Raport Kimball group
Although columnar RDBMSs have been in the market since the 1990s, the recent BI requirements to track rapidly growing customer demographics in enormous terabyte databases have made some of the advantages of columnar databases increasingly interesting.
Remember that a columnar RDBMS is a “standard” relational database supporting the familiar table and join constructs we are all used to. What makes a columnar RDBMS unique is the way data is stored at the physical level. Rather than storing each table row as a contiguous object on the disk, a columnar RDBMS stores each table column as a contiguous object on the disk. Typically, these column specific data objects are sorted, compressed, and heavily indexed for access. Even though the underlying physical storage is columnar, at the user query level (SQL), all tables appear to be made up of familiar rows. Applications do not have to be recoded to use a columnar RDBMS. The beneath-the-cover twist from a row orientation to a column orientation is the special feature of a columnar RDBMS.
A columnar RDBMS offers the application designer and the DBA some design advantages, including:
· Significant database compression. Dimension tables filled with many low cardinality repeated attributes compress significantly, sometimes by 95% or even more. Fact tables with numeric measurement values also compress surprisingly well, often by 70% or more. Columnar databases are very supportive of the dimensional modeling approach.

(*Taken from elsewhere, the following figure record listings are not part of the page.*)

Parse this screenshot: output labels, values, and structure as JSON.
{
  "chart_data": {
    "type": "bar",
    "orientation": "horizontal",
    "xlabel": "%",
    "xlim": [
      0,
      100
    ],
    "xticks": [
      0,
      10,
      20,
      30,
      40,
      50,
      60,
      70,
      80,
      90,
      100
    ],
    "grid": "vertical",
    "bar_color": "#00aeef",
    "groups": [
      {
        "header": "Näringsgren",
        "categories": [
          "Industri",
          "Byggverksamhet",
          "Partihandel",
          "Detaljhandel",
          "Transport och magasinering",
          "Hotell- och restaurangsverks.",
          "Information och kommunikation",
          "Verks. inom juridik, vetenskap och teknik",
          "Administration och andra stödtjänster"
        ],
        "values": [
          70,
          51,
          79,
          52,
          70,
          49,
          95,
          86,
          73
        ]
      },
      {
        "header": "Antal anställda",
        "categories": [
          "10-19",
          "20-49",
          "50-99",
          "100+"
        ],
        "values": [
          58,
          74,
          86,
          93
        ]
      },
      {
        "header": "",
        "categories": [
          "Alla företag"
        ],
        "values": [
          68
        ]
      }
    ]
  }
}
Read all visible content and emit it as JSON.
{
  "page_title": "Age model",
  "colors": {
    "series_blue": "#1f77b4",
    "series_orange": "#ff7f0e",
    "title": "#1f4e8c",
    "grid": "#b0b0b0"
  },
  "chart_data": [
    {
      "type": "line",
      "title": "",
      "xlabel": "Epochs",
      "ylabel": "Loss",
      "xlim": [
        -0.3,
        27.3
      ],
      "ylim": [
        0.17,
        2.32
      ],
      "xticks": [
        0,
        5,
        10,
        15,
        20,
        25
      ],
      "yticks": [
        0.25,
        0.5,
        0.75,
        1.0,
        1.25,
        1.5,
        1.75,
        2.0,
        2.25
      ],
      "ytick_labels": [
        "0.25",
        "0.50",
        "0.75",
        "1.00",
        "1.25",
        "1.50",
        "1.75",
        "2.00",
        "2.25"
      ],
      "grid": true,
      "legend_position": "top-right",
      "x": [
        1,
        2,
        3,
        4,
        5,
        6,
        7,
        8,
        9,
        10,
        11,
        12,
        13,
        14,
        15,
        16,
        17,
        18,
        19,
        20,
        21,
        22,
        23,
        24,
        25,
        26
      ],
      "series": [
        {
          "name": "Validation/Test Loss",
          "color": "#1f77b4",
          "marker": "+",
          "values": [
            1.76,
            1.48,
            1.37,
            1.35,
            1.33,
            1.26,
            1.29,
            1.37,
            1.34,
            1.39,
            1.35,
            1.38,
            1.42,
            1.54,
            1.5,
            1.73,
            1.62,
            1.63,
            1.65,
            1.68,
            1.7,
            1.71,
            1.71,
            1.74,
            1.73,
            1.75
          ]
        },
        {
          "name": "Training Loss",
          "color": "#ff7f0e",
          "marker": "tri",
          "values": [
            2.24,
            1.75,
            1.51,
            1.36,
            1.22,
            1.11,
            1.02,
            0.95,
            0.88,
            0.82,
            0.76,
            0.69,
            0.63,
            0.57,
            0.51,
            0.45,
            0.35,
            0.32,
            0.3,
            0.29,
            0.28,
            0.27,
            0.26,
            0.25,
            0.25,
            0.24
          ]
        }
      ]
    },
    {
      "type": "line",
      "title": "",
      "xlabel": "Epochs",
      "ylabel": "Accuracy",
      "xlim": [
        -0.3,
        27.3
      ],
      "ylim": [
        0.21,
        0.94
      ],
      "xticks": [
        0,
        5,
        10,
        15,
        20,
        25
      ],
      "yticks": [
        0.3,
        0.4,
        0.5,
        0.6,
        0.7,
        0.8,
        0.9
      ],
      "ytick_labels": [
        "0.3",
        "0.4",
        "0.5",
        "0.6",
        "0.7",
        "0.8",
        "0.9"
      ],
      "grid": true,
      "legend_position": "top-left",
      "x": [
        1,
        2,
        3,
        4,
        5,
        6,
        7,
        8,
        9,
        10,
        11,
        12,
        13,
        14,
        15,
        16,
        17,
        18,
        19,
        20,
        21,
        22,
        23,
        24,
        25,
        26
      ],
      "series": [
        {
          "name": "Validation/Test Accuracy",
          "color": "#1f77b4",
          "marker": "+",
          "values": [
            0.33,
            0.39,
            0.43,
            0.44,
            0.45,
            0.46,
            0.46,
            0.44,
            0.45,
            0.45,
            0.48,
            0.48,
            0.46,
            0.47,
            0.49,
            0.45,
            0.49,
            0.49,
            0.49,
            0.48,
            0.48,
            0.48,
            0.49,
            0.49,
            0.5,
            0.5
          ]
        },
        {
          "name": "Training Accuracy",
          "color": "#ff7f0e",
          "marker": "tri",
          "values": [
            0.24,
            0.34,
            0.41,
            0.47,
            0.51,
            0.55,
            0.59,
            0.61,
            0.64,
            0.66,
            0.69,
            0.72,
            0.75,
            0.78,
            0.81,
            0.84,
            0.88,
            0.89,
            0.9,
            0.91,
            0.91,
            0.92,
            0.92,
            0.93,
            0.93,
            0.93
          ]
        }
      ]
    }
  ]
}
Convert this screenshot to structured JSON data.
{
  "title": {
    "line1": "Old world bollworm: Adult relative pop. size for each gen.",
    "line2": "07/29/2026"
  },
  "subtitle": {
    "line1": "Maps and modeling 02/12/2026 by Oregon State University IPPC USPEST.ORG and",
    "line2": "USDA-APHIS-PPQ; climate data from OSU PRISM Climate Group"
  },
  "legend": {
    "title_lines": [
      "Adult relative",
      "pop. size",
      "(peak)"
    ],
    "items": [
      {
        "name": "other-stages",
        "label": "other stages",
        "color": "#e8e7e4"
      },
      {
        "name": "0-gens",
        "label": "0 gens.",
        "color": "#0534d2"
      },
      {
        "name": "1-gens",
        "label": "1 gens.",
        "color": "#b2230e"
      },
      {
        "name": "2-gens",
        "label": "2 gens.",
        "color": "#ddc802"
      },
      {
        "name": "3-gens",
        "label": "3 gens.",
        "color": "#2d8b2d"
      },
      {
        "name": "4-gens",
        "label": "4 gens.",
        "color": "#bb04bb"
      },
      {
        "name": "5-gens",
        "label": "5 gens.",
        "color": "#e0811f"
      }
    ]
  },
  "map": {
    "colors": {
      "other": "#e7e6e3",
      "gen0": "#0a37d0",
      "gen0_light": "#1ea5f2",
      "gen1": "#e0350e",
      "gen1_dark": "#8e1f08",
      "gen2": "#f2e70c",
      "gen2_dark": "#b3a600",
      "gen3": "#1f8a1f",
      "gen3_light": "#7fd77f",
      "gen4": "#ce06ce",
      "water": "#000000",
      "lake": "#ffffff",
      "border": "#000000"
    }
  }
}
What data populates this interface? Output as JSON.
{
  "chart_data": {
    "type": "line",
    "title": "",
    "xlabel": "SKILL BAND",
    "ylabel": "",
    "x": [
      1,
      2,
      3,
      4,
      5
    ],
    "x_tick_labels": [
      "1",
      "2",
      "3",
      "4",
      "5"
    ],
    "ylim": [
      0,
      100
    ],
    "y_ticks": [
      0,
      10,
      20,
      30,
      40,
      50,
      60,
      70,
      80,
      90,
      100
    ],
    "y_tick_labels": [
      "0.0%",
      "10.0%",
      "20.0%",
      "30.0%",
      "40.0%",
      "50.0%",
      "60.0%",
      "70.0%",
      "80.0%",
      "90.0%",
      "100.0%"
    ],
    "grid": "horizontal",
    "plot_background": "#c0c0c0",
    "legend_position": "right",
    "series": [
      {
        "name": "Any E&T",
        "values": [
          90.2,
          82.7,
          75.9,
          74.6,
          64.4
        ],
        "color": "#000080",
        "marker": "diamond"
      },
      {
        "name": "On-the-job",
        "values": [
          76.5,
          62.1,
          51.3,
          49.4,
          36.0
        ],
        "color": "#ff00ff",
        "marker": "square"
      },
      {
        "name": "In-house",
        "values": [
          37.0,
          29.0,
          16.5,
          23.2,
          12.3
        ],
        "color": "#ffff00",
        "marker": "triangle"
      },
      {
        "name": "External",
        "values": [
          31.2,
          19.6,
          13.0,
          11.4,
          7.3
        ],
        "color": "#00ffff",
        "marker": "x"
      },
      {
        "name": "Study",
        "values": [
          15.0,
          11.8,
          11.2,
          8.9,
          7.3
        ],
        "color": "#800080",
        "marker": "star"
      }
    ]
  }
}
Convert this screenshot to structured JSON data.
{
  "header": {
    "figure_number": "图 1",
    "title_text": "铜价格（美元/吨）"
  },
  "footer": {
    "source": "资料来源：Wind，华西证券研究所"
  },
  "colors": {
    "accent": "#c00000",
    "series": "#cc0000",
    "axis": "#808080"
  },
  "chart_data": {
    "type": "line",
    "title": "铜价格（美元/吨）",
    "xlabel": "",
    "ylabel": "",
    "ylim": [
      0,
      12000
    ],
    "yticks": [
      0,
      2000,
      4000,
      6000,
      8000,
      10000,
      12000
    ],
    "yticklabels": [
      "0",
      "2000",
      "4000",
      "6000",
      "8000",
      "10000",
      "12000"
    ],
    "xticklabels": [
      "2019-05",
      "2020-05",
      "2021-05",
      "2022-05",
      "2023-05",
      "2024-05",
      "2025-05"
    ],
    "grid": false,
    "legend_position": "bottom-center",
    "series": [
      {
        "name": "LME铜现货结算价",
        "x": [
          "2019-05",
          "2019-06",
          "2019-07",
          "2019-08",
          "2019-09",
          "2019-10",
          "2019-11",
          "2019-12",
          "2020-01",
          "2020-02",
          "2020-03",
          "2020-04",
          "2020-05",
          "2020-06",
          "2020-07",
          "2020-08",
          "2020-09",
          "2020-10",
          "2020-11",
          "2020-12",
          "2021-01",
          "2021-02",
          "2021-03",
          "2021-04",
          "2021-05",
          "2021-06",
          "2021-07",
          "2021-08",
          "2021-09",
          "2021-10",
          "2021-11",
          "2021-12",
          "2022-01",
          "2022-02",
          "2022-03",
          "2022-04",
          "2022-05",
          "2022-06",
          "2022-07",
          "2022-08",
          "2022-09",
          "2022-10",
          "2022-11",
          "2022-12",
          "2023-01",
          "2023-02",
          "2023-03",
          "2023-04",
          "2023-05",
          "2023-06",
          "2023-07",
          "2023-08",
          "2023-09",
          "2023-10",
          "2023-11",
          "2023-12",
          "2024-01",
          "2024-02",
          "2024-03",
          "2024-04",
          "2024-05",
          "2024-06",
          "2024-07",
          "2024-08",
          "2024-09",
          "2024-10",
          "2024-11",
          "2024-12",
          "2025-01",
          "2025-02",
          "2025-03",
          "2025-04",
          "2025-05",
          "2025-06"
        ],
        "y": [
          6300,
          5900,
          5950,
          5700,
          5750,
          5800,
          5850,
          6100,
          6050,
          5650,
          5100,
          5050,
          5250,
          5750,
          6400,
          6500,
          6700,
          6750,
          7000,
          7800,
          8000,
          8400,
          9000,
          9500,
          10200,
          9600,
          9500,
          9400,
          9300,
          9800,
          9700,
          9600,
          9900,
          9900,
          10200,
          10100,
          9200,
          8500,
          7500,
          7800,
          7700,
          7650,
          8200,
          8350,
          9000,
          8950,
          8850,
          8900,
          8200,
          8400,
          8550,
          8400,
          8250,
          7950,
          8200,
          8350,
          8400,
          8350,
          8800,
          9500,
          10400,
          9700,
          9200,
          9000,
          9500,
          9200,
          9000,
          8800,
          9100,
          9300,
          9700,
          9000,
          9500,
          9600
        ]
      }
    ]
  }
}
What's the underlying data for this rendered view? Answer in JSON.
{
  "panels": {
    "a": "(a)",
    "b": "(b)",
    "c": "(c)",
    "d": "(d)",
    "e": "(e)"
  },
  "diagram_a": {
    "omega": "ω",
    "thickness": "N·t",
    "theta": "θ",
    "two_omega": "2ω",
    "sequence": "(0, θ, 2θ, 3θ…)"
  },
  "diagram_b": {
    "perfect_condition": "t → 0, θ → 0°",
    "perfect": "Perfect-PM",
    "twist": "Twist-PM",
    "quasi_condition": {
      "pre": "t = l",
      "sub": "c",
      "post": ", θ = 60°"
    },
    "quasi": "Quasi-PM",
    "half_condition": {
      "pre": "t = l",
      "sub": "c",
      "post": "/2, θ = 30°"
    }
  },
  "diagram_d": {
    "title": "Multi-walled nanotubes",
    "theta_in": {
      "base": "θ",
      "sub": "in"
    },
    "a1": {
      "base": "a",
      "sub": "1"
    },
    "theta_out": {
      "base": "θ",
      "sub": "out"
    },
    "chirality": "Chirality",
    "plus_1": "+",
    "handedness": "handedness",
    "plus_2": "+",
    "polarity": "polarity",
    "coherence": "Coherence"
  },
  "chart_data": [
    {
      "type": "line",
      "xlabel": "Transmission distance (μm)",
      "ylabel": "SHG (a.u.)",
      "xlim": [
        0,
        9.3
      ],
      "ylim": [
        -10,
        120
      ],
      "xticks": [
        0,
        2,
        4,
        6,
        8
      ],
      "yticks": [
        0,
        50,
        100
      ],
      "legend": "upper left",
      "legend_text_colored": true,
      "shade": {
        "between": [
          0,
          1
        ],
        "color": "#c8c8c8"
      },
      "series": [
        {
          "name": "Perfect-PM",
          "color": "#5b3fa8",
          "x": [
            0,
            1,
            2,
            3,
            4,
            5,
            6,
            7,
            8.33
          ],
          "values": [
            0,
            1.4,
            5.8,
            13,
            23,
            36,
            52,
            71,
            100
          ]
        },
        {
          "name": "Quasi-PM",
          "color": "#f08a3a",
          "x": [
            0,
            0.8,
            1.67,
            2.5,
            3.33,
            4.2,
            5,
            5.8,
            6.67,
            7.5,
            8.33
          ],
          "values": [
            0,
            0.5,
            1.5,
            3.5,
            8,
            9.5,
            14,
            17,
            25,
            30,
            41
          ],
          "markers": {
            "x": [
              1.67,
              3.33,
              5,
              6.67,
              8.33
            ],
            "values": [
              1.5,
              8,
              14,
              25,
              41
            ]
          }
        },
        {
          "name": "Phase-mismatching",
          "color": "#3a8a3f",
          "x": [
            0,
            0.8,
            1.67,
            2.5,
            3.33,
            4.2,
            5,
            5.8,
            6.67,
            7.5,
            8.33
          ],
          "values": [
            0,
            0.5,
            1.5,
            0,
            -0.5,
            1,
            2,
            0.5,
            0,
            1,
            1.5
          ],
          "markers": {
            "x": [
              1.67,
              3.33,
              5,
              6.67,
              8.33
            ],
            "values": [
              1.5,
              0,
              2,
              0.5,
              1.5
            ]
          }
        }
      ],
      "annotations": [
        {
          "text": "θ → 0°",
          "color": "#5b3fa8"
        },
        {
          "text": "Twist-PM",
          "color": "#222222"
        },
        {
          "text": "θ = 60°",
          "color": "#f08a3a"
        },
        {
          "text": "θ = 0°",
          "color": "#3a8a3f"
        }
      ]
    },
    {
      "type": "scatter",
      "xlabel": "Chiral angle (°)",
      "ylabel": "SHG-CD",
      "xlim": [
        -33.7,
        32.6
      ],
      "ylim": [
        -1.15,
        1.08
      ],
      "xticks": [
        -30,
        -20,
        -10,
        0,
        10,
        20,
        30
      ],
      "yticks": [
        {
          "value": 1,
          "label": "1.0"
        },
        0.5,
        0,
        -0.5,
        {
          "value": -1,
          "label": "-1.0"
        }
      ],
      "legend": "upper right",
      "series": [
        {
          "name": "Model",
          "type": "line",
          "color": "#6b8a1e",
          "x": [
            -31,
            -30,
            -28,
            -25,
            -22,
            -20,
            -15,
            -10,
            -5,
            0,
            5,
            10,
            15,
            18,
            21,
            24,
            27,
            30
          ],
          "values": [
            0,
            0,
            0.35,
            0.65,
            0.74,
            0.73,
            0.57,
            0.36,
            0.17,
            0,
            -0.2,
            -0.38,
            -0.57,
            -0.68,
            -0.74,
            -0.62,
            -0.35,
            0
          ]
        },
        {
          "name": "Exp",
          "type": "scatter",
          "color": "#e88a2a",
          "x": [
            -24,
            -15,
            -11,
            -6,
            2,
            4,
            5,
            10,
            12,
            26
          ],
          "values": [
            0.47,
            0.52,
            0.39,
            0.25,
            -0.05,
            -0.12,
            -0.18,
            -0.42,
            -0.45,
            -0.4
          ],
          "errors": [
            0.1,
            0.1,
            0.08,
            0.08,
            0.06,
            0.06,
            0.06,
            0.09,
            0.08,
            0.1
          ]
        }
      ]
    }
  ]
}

· The query and storage penalties for very wide tables with many columns are greatly reduced. A single column, especially one with low cardinality, adds very little to the overall storage of a table. More significantly, when a table row is fetched in a query, only the named columns are actually fetched from the disk. Thus if three columns are requested from a 100 column dimension, only about 3% of the row content is retrieved. In a conventional row oriented RDBMS, typically the entire row must be fetched when any part of the row is needed. (More exactly, the disk blocks containing the requested data are fetched into the query buffer and much un-requested data in these blocks comes along for the ride).
· Adding a column to a fact or dimension table in a columnar RDBMS is not an especially big deal since the system doesn’t care about row widths. No more block splits when you expand a “row.” Now the designer can be much more profligate about adding columns to an existing table. For instance, you can now be comfortable with wider fact table designs, where many of the fields in a “row” have null values. In this way, the designer can regularly add new demographics columns to a customer dimension because each column is an independent compressed object in the physical storage. Be aware, however, that as you add more columns to your fact and dimension tables, you have increased responsibility to keep the BI tool user interfaces simple. A tried and true way to keep the user interfaces simple is to deploy multiple logical views for different BI use cases, where each view exposes a set of relevant fields used together. And, we should point out that adding more columns to a table is not an excuse for adding data to a table that violates the grain!
· As I mention in my design classes, SQL is horribly asymmetric in that it allows very complex computations and constraints within records, but makes it virtually impossible to apply computations or constraints across records. Columnar RDBMSs remove some of this applications pressure, not only because they encourage far wider table designs (thereby exposing many fields within the same row to SQL), but also because columnar RDBMSs specialize in cross column access through bitmap indexes and other special data structures. BI tool designers welcome the extended width of fact and dimension tables because within-row constraints and computations are a hundred times easier to set up than the corresponding cross-row versions.
Columnar databases pose provocative tradeoffs for IT. In particular, these databases have had a reputation for slow loading performance, which the vendors have been addressing. Before investing in a columnar database, make sure to carefully prototype loading and updating back room tasks. But in any case, these databases offer some interesting design alternatives.